An award honouring a visionary Māori Chartered Accountant has been won by Ngāi Tahu student, Fiona Pahl, of Lincoln University.
The $6000 Suzanne Spencer Memorial Māori Scholarship remembers Ngā Kaitatau Māori o Aotearoa’s (NKMoA) first deputy chair, a Chartered Accountant with Dunedin firm Polson Higgs. NKMoA is the National Māori Accountants Network.
The scholarship is open to all wāhine (woman) Māori accounting students with a focus on achievement for themselves, their whānau (family) and the community.
Fiona is doing a Bachelor of Commerce (Agriculture and Professional Accounting) degree.

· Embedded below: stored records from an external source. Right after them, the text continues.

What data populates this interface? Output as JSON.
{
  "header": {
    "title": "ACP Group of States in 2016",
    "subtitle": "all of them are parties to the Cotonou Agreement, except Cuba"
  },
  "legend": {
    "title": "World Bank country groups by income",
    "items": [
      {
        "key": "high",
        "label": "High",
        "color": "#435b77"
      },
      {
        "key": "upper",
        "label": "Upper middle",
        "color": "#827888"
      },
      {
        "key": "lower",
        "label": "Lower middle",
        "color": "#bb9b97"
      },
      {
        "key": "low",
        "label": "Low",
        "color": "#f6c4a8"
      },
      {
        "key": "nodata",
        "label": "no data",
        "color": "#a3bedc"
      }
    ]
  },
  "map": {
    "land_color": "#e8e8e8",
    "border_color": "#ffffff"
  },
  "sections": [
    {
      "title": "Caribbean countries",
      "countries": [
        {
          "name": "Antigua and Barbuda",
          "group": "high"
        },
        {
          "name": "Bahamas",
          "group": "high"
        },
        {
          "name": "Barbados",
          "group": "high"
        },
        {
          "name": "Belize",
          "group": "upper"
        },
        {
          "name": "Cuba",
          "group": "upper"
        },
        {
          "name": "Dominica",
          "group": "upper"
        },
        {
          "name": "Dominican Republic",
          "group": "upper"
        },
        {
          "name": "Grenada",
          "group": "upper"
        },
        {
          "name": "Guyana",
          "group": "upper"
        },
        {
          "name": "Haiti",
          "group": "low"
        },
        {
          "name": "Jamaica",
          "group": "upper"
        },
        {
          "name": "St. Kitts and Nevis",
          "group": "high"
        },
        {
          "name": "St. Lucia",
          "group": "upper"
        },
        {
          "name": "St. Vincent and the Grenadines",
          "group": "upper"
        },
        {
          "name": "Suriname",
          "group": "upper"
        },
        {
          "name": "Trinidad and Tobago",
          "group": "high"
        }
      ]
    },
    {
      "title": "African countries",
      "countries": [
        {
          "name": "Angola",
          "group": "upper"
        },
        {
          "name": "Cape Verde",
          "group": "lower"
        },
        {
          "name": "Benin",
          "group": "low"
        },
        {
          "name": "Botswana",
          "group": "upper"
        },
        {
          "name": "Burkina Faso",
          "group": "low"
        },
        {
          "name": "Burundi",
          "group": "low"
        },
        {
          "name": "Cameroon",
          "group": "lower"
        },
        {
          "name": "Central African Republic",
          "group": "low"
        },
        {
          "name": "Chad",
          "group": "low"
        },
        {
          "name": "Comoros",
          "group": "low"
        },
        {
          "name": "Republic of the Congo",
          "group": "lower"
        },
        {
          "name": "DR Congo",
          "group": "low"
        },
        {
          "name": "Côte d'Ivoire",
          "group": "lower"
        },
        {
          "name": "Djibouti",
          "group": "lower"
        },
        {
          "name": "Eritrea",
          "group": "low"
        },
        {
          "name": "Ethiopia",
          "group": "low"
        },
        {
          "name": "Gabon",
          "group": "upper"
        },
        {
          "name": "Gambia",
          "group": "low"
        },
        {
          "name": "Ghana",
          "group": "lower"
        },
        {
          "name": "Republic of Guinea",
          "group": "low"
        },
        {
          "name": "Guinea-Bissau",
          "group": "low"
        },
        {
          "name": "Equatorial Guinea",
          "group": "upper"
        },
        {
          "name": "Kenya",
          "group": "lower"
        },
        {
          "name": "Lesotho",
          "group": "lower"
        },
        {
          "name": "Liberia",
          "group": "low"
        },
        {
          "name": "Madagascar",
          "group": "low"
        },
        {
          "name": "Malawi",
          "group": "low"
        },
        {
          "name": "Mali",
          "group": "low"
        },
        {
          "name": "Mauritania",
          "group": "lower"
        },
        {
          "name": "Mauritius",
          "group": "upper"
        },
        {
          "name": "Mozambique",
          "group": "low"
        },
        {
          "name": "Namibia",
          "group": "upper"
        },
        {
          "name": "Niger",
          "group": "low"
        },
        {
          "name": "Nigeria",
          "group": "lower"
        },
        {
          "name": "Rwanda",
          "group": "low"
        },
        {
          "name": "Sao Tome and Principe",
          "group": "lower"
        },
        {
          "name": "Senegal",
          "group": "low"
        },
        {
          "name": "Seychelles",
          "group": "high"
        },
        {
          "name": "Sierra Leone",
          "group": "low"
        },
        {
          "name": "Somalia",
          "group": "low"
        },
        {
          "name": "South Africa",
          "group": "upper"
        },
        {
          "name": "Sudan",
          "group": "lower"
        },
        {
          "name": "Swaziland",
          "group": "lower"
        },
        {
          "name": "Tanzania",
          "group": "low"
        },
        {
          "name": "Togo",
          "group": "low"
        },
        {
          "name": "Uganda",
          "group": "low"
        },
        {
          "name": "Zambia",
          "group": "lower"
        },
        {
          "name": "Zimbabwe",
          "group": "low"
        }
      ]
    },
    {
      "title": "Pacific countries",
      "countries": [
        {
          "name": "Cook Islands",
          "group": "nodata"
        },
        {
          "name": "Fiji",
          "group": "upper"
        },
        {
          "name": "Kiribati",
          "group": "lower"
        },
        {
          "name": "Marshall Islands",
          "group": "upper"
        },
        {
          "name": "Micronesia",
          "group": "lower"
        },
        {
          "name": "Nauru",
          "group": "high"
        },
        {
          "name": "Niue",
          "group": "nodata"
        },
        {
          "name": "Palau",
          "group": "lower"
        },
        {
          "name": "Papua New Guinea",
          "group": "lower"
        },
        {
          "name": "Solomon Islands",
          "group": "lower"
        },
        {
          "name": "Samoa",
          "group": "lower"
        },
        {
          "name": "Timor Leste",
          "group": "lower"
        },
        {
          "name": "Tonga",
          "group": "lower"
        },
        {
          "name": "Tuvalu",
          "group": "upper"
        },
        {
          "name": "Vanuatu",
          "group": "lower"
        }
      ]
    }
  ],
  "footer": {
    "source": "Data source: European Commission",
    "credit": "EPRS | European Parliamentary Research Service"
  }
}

The four-year degree encompasses the core requirements of the B.Com(Ag) degree as well as the accounting and business courses required to enable qualification as a professional accountant.
Fiona says that as a Southlander from a farming family, she’s pleased her degree has a rural spin.
“Southland’s my home, and what I’m studying allows me to combine an accounting degree with my interest in agriculture and farming,” she says.
“In some way or another this country is connected to the primary industries, so being able to understand how that all works alongside accounting will be a benefit.”
She says it’s also beneficial in an agricultural field to have knowledge of holistic Māori views on sustainability.
“I may be able to help farmers understand these ways of thinking and integrate them into their farming systems so they can farm more profitably and sustainably.”
She says she’s noticed more Māori students enrolling in business courses, and she’d advise other young people, particularly young Māori, to “give accounting a go.
“Accounting’s not just numbers – it’s building relationships with people, talking to them, and helping them make important decisions about their families and businesses.”